The quick and dirty way to get past this is to retrieve the contract from the db just before it's accepted, check the status, and produce an error message saying that it's already been accepted. This would probably work for most circumstances, but the users could still click the Accept button at the exact same time and sneak by this validation code.
I've also considered a thread lock deep in the data layer that prevents two threads from entering the same region of code at the same time, but the app exists on two load-balanced servers, so the users could be on separate servers which would render this approach useless.

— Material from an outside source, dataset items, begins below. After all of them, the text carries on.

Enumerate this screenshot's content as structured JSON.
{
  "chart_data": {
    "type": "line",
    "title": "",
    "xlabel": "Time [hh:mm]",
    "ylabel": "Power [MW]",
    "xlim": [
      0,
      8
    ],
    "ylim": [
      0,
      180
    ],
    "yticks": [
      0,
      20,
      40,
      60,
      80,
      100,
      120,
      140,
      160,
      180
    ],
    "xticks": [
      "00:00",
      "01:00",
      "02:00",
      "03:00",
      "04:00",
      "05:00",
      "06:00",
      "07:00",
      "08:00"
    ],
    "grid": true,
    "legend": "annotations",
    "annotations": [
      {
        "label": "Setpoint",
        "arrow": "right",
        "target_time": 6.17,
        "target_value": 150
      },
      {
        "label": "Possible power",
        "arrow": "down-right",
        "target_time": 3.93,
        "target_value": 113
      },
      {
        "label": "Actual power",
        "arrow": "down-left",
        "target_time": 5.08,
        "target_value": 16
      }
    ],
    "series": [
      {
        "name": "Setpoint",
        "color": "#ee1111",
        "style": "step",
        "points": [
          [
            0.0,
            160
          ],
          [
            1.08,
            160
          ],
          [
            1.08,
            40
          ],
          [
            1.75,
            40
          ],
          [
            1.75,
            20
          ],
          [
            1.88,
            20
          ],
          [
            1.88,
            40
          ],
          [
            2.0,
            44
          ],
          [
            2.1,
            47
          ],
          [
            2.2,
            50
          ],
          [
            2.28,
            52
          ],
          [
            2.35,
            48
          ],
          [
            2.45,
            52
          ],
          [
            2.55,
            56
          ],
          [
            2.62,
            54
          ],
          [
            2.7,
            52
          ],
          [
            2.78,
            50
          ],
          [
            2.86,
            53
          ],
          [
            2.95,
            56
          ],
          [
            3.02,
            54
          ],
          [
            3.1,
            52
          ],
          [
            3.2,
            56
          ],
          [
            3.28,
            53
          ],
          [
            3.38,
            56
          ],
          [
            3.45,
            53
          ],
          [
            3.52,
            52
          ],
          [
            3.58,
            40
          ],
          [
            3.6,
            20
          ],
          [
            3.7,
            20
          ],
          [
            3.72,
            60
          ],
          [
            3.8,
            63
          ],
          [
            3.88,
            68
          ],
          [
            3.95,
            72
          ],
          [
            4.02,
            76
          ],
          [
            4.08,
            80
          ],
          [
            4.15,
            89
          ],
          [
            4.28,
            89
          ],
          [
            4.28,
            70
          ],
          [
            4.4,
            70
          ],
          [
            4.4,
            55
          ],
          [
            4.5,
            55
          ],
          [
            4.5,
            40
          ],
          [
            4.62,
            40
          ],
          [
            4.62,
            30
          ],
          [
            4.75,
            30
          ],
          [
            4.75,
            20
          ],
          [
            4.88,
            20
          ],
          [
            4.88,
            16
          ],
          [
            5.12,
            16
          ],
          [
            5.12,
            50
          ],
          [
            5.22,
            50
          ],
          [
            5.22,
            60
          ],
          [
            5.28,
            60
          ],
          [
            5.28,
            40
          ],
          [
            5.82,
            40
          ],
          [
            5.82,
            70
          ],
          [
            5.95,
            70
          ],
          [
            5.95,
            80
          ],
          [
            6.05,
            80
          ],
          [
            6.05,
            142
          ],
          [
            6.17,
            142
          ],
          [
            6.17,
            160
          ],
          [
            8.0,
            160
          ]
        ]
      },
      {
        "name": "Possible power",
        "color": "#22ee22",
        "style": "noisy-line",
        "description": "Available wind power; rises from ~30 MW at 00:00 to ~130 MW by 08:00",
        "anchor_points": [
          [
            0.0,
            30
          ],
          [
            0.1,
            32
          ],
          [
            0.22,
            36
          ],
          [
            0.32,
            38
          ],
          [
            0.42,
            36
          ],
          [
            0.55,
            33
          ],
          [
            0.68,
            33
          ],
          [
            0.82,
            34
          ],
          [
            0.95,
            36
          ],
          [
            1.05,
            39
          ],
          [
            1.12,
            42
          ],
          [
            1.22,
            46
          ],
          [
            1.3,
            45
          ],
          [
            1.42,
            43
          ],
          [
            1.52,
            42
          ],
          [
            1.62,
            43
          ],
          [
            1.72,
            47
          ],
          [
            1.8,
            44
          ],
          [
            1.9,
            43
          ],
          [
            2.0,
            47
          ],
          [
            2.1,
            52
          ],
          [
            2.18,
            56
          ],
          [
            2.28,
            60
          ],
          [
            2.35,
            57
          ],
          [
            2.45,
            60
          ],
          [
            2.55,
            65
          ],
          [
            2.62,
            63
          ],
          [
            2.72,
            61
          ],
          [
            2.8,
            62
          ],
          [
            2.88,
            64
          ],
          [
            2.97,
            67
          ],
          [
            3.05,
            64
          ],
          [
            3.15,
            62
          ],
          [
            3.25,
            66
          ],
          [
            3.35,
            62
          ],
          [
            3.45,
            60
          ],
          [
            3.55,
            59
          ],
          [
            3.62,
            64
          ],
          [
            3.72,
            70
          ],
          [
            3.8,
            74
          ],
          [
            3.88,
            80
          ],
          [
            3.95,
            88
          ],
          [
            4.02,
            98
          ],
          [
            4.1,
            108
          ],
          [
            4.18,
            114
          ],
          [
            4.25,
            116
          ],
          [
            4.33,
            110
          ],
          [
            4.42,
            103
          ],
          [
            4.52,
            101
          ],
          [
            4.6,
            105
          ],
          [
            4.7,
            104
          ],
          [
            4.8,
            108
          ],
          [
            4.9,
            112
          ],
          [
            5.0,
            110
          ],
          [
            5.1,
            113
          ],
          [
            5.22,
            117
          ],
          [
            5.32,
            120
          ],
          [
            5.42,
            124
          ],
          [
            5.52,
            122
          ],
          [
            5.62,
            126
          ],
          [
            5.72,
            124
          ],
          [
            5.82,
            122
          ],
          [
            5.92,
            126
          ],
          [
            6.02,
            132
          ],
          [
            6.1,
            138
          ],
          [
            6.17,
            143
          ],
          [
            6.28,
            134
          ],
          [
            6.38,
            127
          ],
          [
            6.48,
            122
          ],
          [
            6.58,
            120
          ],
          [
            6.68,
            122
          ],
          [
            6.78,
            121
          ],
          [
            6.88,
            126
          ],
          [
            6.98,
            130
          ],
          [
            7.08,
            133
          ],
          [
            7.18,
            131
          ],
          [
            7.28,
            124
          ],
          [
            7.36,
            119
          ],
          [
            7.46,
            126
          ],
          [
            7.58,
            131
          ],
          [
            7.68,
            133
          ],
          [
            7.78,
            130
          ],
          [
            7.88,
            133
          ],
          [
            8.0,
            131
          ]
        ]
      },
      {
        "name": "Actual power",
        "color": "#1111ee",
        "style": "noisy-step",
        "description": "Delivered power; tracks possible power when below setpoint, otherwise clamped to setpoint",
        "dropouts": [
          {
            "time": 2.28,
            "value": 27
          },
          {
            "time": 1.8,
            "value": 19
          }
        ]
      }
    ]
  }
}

The only method I can think of would have to exist at the database. Conceptually, I would like to somehow lock the stored procedure or table so that it can't be updated twice at the same time, but perhaps I don't understand Oracle enough here. How do updates work? Are update requests somehow queued up so that they do not occur at the exact same time? If this is so, I could check the status of the record in th SQL and return a value in an out parameter stating it has already been accepted. But if update requests aren't queued then two people could still get into the update sql at the exact same time.
Looking for good suggestions on how to go about this.
First, if there can only be one Contract Acceptance per Contract, then Contract Acceptance should have the Contract ID as its own primary (or unique) key: that will make duplicates impossible.
Second, to prevent the second user from trying to accept the contract while the first user is accepting it, you can make the acceptance process lock the Contract row:
select ...
from Contract
where contract_id = :the_contract
for update nowait;
insert into Contract_Acceptance ...
The second user's attempt to accept will then fail with an exception :
ORA-00054: resource busy and acquire with nowait specified
In general, there are two approaches to the problem
Option 1: Pessimistic Locking
In this scenario, you're pessimistic so you lock the row in the table when you select it. When a user queries the Contracts table, they'd do something like
SELECT *
FROM contracts
WHERE contract_id = <<some contract ID>>
FOR UPDATE NOWAIT;
Whoever selects the record first will lock it. Whoever selects the record second will get an ORA-00054 error that the application will then catch and let them know that another user has already locked the record. When the first user completes their work, they issue their INSERT into the Contract_Acceptance table and commit their transaction. This releases the lock on the row in the Contracts table.
Option 2: Optimistic Locking
In this scenario, you're being optimistic that the two users won't conflict so you don't lock the record initially. Instead, you select the data you need along with a Last_Updated_Timestamp column that you add to the table if it doesn't already exist. Something like
SELECT <<list of columns>>, Last_Updated_Timestamp
FROM Contracts
WHERE contract_id = <<some contract ID>>
When a user accepts the contract, before doing the INSERT into Contract_Acceptance, they issue an UPDATE on Contracts
UPDATE Contracts
SET last_updated_timestamp = systimestamp
WHERE contract_id = <<some contract ID>>
AND last_update_timestamp = <<timestamp from the initial SELECT>>;
The first person to do this update will succeed (the statement will update 1 row). The second person to do this will update 0 rows. The application detects the fact that the update didn't modify any rows and tells the second user that someone else has already processed the row.
In Either Case
In either case, you probably want to add a UNIQUE constraint to the Contract_Acceptance table. This will ensure that there is only one row in the Contract_Acceptance table for any given Contract_ID.
ALTER TABLE Contract_Acceptance
ADD CONSTRAINT unique_contract_id UNIQUE (Contract_ID)
This is a second line of defense that should never be needed but protects you in case the application doesn't implement its logic correctly.